Wednesday, June 20, 2012

Grouse Camp is Open

    Last Friday Sally and I made the trek up to our North Country camp to open the place for the summer. Back in March, we opened the place up for a weekend, but it was too early then to leave the water on.  Now the place is ready for use.
Bear damage to camp
    Since our last visit, a bear in a sour mood decided to take a swipe at our place, removing a couple of saucer sized chunks out of the siding on back of the place and then biting a hunk out of the corner boards.  He was a tall sucker, because the bite on the corner is well over the top of my head.
    Right off the dogs bumped a family of grouse at the edge of the back yard.  The young were about the size of adults and flew easily up into the trees. For a few minutes it seemed there were grouse everywhere, which is a very good thing!
    My daughter, Tami, was visiting with her boyfriend, Chris, so we did some hiking to get ourselves in shape, as well as the dogs.  The dogs have been around long enough to know hiking from hunting, so they mostly pay attention to us rather than search for birds, but they still found a few grouse along the trails.
At the falls
    One day we did a two mile hike to falls in the nearby river, where we ate lunch on the granite ledges, soaked up some sun, and I bothered a few fish. The terrain was rugged enough, both coming and going, to wear us all down a bit, including the dogs, who I’m sure went three times as far as the rest of us. Did I mention they found a few grouse along the way?
    Below our camp, on the last day of our stay, I fished the stream that forms the west boundary of our property.  A dry spring made for low water, and the winter runoff had moved the streams course, eliminating one of my favorite fishing spots, but creating a long run under a grassy bank.
    The brook trout were suckers for a green wooly bugger fished along that run and in the pockets behind some submerged logs, and one even fell for one of my red tag coachman dries. Two of the largest trout came home for breakfast.
    So after trout and eggs the next morning, we packed things up, I put Thompson’s Water-seal on the deck, and then we left. On the way, we stopped a few miles to the south to visit for a short while with a longtime bird hunter, whose days in the woods are unfortunately all behind him now. One of the first things he asked was if we had seen any young birds.   

Monday, June 11, 2012

Opening up Grouse Camp

    Every spring it is the same thing, I make plans to fish as the ice comes out of the lakes and the landlocked salmon come up the streams, chasing the smelt.
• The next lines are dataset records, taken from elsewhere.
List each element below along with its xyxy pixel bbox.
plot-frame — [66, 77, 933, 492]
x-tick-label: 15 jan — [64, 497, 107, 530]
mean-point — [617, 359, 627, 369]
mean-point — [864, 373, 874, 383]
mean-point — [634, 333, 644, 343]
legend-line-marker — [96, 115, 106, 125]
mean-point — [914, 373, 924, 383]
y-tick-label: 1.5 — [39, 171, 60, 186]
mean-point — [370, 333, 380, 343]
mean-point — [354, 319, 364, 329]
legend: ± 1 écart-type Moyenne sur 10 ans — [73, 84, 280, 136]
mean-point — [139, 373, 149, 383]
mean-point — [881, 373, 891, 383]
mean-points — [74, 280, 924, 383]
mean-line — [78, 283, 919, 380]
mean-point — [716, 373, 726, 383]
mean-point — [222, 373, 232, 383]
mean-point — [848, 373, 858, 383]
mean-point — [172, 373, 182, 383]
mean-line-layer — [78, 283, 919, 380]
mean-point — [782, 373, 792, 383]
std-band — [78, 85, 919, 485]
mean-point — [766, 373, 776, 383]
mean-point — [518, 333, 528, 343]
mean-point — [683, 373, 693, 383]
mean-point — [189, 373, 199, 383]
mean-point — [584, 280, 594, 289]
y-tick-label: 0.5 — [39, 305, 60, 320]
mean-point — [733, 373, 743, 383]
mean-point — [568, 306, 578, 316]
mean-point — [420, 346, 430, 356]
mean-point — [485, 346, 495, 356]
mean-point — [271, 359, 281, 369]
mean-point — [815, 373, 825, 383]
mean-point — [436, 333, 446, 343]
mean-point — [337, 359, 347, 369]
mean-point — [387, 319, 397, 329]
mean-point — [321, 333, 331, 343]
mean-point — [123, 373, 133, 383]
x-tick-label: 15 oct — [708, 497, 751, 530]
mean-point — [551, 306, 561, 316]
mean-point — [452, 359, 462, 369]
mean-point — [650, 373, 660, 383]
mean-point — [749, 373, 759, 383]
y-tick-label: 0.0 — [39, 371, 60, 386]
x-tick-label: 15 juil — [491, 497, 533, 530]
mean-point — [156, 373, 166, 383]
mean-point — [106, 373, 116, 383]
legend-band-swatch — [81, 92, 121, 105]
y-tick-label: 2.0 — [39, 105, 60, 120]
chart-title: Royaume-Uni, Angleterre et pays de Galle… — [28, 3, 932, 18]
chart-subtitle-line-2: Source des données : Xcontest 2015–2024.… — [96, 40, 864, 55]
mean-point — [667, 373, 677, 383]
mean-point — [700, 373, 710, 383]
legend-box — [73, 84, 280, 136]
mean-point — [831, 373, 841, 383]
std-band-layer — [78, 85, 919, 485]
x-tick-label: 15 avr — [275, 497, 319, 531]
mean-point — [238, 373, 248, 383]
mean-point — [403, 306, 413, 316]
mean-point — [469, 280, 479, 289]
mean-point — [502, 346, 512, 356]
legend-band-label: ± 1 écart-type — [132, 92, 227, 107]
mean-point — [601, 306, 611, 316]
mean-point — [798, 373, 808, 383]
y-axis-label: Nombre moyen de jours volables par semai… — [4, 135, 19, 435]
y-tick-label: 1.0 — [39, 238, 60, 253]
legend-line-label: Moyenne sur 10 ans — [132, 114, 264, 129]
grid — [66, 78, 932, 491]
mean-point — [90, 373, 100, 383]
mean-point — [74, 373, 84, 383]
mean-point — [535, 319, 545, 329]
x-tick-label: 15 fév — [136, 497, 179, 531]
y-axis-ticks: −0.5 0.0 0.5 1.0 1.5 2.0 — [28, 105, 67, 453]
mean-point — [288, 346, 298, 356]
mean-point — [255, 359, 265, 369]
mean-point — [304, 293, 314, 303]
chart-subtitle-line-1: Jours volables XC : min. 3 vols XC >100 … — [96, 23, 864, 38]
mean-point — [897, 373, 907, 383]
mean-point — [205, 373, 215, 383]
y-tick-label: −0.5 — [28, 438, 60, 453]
Or maybe I’ll fish the ponds as the ice fades away and the brookies are on top. And every year it’s the same old thing, I’m too busy with work.
    We live in a tourist destination, Martha’s Vineyard, and when the days get nice down in the cities, the summer homeowners start to remember all the things they wanted to have done before the next vacation season.  So the phone starts to ring, of which I am usually quite glad after waddling through the winter, and I get very busy, too busy.
    But this coming weekend we are finally sneaking away to Grouse Camp to open it up for the summer.  My daughter is visiting with her boyfriend, so there will be a lot of catching up to do, and hiking and puzzles and watching the warblers (there will be tons of them) from the deck.
    And at some point, I’ll sneak down to the trout stream below our place and wade into the water. There will be fish, none of them very big, but all nice brookies, and maybe I’ll bump a woodcock along the banks. It has happened often.
     And I bet I hear grouse drumming more than once.

Saturday, June 2, 2012

Between Seasons

Photo by Dennis Swett

     It’s raining up north. I watch the weather forecasts for up there as closely as where we live, maybe more so. At least the young grouse and woodcock of the year should be big enough to generate their own body heat and have honest-to-goodness feathers, rather than just down. Hopefully, almost all of them will survive.
     Often, I find myself looking at USGS Aerial images on my Android phone, and none of them are of where we live, but rather the country I’ll hunt come fall. I’d love to be up there right now trout fishing, so I could listen for the drumming birds, but my work has me trapped down here in the flat lands.  Life could be much worse though, there are two bird dogs sleeping in the den with me, both dreaming with their legs twitching. I wish they could tell me about their dreams later.
     Periodically, I open the gun safe and take out my favorite double, shoulder it a few times, remind myself to go shooting more often, and then put it away. I dig out the list of things to bring hunting, just to double check it, maybe add or subtract something, and then put it away. The new little trout and bird knife that I got for Christmas will get a few strokes on an Arkansas stone. It’s always good to be ready ahead of time.
Drumming grouse,
photo by Dennis Swett
     Daily I walk the dogs. I find it easier to stay in shape than to get in shape. The dogs enjoy it as much as I do, and I love to watch them work the fields and woods. Every once in a while they point a turkey, which always creates a good story and usually a laugh. Maybe once or twice a year they’ll find a woodcock out back, but sadly there are no ruffed grouse here.
     How many days did you say it was until bird season?